The biggest single human source of the smog is transportation. According to a 2005 air quality report from the Ontario government, vehicles create 17 per cent of VOCs and 29 per cent of nitrogen oxides. These combine in the sun and heat to create the ground-level ozone part of smog.
Vehicles also cause 56 per cent of carbon monoxide, while all forms of transportation, including cars, trucks, boats and trains, are responsible for 18 per cent of fine particulates or soot, another key part of the dirty haze. Ontario, the province with the worst smog problem, is taking action on the road.
It has cracked down on clunkers, and issues rebates to those who buy hybrids. The Harper government (which announced its own hybrid rebates), meanwhile, promises stricter fuel efficiency standards by 2010, but hasn’t specified a standard.
Industry, especially coal-fired power plants, also plays a big role in creating smog, and is a big target for regulators.
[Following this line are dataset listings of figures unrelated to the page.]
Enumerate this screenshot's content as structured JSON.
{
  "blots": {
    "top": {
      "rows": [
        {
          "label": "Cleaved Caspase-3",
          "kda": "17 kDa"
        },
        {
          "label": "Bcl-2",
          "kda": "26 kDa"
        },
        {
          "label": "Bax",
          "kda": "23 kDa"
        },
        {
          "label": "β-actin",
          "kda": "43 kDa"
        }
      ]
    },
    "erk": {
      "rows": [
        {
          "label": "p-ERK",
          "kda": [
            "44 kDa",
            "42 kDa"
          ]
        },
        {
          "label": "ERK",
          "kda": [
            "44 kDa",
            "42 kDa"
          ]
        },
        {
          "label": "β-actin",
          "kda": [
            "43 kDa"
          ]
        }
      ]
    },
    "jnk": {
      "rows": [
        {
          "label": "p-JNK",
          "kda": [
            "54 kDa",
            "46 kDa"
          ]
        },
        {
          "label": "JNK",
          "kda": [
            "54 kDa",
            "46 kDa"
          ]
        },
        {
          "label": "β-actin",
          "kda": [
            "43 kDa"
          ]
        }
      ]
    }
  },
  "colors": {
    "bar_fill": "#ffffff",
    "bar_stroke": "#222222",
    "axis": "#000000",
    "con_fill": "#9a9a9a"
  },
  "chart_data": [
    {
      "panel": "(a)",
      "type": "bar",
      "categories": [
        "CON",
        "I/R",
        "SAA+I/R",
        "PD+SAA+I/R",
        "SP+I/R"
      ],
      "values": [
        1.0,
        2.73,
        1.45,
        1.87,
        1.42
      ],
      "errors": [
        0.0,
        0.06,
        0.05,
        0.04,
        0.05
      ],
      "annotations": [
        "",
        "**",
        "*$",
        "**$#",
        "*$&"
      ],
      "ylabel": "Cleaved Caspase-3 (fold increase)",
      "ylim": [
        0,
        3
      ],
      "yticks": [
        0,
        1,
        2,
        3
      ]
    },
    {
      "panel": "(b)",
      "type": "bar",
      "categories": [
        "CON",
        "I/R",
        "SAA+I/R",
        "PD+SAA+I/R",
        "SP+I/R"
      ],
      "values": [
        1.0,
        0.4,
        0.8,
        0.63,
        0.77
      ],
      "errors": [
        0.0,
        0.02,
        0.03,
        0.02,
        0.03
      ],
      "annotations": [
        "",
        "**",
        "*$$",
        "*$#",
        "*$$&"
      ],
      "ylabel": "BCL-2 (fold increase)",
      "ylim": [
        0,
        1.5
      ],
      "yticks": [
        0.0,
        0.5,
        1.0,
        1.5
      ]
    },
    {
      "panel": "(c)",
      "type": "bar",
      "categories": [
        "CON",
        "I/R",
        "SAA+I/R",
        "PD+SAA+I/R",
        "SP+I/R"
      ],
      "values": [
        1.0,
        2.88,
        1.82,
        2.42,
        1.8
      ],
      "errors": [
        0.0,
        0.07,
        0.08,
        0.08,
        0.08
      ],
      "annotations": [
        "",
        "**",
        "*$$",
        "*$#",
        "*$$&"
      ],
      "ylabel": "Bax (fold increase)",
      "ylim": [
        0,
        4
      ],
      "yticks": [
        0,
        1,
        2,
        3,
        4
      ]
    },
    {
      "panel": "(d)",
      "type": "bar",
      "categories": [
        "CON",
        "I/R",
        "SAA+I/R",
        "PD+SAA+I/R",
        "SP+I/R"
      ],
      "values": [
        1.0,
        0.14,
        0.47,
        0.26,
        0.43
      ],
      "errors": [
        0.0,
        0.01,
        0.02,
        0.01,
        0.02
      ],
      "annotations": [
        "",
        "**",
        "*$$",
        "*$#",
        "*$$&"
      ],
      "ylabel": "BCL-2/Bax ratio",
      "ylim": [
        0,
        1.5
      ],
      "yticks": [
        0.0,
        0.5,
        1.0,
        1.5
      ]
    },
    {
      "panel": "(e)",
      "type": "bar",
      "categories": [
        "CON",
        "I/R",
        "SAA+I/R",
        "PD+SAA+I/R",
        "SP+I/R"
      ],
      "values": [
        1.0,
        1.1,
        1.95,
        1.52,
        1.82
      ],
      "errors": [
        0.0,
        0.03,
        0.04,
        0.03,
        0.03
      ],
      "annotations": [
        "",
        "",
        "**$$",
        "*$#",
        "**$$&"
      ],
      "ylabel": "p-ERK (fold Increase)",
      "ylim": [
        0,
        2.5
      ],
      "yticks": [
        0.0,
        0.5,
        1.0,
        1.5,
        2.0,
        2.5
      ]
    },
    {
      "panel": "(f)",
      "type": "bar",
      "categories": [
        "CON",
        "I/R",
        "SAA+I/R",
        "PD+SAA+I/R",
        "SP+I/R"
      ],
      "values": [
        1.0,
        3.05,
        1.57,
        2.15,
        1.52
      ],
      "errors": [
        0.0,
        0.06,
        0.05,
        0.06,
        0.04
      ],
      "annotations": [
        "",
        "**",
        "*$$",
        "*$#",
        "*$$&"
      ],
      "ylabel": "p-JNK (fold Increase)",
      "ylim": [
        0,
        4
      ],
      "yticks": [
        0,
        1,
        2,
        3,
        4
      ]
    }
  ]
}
Ontario has ordered smelters and cement plants to reduce their emissions of nitrogen oxides and sulphur dioxides to a new standard by 2015. Each of seven industrial sectors affected will have its own limit, so if new plants are built, they will only be permitted a small percentage increase in emissions. If industry also curtails energy use, it will help both the smog and the climate change issues.
But in the end, the biggest target is the hardest to hit. That’s the way we live our lives. We are the ones driving the gas-guzzling SUVs from monster homes in the suburbs to work and soccer practice. We supply the coal-fired power plants with their raison d’être by thoroughly chilling our houses in summer. Consider that Ontarians, per capita, consume 55 per cent more electricity than people living in the state of New York.